Clearly I must see this film, if only for the Edward Everett Horton scenes...

[identity profile] 2015-11-11 08:16 pm (UTC)(link)
Oh, God, how did I write 1900 words about this movie? I

You did! 1900 thoroughly entertaining lines. I think reading this is probably much more entertaining than the movie itself, but it's a tribute to your ability to capture the interest of a scene on all levels that I'm actually considering it. I love your description of the found-family moment.

[identity profile] 2015-11-11 11:55 pm (UTC)(link)
I looked up some EEH clips on YouTube, and came across this incredible dream/nightmare sequence ( from Beggars on Horseback (1924).

[identity profile] 2015-11-12 01:37 pm (UTC)(link)
It seems to have influenced later stuff ( made by people who couldn't possibly have seen it (, possibly by haunting them.

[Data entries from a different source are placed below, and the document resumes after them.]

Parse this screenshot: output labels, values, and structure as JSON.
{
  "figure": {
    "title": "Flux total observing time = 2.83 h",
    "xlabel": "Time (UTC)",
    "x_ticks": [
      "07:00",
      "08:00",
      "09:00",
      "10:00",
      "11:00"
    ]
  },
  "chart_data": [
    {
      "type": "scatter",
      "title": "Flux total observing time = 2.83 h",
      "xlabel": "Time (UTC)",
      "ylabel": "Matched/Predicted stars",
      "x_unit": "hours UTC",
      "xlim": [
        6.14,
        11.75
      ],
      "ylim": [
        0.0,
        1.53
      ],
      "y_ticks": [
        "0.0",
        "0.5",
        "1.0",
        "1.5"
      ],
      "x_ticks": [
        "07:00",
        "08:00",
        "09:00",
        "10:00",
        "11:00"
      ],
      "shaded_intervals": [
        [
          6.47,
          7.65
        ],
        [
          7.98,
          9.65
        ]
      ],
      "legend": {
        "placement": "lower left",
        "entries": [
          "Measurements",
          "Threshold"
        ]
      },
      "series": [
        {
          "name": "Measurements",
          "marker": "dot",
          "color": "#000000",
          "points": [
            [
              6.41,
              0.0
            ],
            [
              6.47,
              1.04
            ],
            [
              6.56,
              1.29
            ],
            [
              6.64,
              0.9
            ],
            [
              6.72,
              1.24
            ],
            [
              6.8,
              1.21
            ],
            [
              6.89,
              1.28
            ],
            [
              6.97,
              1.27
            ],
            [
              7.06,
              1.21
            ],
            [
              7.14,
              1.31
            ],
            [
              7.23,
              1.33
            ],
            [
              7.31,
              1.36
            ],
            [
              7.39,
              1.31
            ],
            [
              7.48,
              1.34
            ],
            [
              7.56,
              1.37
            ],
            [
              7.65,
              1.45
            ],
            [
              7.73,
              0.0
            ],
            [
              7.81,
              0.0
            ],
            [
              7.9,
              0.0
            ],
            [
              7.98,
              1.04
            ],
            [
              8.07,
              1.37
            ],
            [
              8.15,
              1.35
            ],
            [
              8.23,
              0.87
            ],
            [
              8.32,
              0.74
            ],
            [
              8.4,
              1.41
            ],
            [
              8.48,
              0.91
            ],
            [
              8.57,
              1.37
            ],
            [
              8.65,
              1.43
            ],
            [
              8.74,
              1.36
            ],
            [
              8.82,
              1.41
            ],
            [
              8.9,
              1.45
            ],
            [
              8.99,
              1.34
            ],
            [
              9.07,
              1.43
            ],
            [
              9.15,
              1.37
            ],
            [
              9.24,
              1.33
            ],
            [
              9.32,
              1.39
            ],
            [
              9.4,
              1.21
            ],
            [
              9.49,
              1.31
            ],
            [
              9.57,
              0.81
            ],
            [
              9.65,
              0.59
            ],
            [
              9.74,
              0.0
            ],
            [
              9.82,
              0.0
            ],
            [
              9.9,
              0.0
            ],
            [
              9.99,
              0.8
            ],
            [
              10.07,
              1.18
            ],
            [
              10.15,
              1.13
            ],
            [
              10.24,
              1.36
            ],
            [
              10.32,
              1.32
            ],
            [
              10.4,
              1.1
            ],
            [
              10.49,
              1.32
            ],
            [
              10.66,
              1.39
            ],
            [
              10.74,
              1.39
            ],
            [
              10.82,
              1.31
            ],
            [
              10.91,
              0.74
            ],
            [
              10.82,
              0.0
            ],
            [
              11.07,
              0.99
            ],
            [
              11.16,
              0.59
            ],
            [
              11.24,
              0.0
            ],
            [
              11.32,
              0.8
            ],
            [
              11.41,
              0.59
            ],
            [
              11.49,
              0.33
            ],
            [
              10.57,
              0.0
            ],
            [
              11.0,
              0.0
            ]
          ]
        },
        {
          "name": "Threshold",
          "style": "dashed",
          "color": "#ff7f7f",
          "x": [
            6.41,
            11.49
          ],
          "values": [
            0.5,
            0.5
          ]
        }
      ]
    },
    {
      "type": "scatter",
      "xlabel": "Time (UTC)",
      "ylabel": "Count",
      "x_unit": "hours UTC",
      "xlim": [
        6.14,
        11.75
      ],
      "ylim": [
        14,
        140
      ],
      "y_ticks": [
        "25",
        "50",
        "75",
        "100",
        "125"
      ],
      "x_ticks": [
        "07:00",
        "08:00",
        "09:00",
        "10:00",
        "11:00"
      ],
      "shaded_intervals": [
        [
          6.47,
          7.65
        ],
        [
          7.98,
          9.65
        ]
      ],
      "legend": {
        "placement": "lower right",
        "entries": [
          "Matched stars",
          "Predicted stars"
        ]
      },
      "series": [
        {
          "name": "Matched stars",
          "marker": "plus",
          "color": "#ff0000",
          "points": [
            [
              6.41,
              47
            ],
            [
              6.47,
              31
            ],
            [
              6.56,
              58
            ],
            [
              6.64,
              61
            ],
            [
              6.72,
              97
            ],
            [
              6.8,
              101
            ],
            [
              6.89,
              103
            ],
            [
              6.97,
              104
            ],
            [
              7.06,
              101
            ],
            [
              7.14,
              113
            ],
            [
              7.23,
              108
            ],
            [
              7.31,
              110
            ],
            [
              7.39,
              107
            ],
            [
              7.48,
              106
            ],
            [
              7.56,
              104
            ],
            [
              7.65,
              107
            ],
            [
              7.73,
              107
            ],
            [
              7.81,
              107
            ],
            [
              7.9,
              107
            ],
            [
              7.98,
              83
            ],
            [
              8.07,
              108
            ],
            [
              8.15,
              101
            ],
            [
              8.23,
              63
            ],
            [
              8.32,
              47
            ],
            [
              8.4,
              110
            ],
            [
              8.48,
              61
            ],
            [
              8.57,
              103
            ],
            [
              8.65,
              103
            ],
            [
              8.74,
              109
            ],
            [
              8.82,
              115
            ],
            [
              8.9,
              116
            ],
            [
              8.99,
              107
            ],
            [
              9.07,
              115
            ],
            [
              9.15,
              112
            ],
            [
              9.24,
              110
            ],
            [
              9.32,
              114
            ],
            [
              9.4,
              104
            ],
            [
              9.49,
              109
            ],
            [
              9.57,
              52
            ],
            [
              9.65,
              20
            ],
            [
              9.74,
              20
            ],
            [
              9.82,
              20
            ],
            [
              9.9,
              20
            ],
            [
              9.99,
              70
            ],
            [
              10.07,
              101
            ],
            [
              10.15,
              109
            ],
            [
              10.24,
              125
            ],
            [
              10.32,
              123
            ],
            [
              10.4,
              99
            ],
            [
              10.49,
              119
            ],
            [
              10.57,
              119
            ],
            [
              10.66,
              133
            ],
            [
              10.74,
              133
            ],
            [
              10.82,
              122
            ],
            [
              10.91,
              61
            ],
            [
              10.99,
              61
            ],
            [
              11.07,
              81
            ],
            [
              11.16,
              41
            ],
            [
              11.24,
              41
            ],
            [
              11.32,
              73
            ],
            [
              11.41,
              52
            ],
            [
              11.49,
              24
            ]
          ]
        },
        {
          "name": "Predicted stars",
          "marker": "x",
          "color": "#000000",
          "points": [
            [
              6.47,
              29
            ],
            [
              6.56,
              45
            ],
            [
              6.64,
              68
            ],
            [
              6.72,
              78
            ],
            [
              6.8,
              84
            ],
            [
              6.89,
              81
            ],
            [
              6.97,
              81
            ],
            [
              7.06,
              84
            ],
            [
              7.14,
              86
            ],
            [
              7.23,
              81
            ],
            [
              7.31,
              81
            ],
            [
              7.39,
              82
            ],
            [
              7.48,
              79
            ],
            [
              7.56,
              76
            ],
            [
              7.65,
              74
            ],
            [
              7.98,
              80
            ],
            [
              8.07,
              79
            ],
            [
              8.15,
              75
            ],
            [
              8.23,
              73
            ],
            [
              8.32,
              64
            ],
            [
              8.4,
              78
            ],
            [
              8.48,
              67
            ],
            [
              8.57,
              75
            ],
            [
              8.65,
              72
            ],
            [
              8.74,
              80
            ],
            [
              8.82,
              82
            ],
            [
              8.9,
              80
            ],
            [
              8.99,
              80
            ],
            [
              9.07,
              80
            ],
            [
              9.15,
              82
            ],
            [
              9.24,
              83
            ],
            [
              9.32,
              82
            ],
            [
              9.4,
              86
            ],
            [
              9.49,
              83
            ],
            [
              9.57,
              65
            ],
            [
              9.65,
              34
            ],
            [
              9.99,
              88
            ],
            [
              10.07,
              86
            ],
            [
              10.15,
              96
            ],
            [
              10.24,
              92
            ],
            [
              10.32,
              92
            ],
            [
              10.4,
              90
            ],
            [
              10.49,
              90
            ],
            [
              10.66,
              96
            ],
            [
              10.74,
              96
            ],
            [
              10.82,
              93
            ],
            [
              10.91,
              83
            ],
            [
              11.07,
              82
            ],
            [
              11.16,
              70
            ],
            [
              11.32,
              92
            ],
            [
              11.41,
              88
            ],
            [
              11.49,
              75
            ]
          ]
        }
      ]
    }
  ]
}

[identity profile] 2015-11-12 08:27 pm (UTC)(link)
WOW. "Now I can finish my symphony" -- poor fellow.

[identity profile] 2015-11-13 06:01 am (UTC)(link)
This sounds frankly nuts, especially since Shanghai Express already exists. It's like somebody decided to pirate Brokedown Palace, or something.

[identity profile] 2016-03-18 03:12 pm (UTC)(link)
TCM is repeating this crazy thing right now and as soon as I heard EEH utter "Keep away from sailors. They chew tobacco", I closed my gaping mouth and typed it into my search engine. Which led me to you and your fabulous precis. I'm glad I somehow missed the pogrom (oops, no I didn't, yuck!!!), but pleased I got to see so much of the eyeliner. I had a dreadful thought during the crying Chinese toddlers scene. Considering the era and the probable lack of concern for Asian actors of any age, I wondered what the director might have told the kids to make them cry so reliably. I hope I'm wrong about that! Very bizarre flick.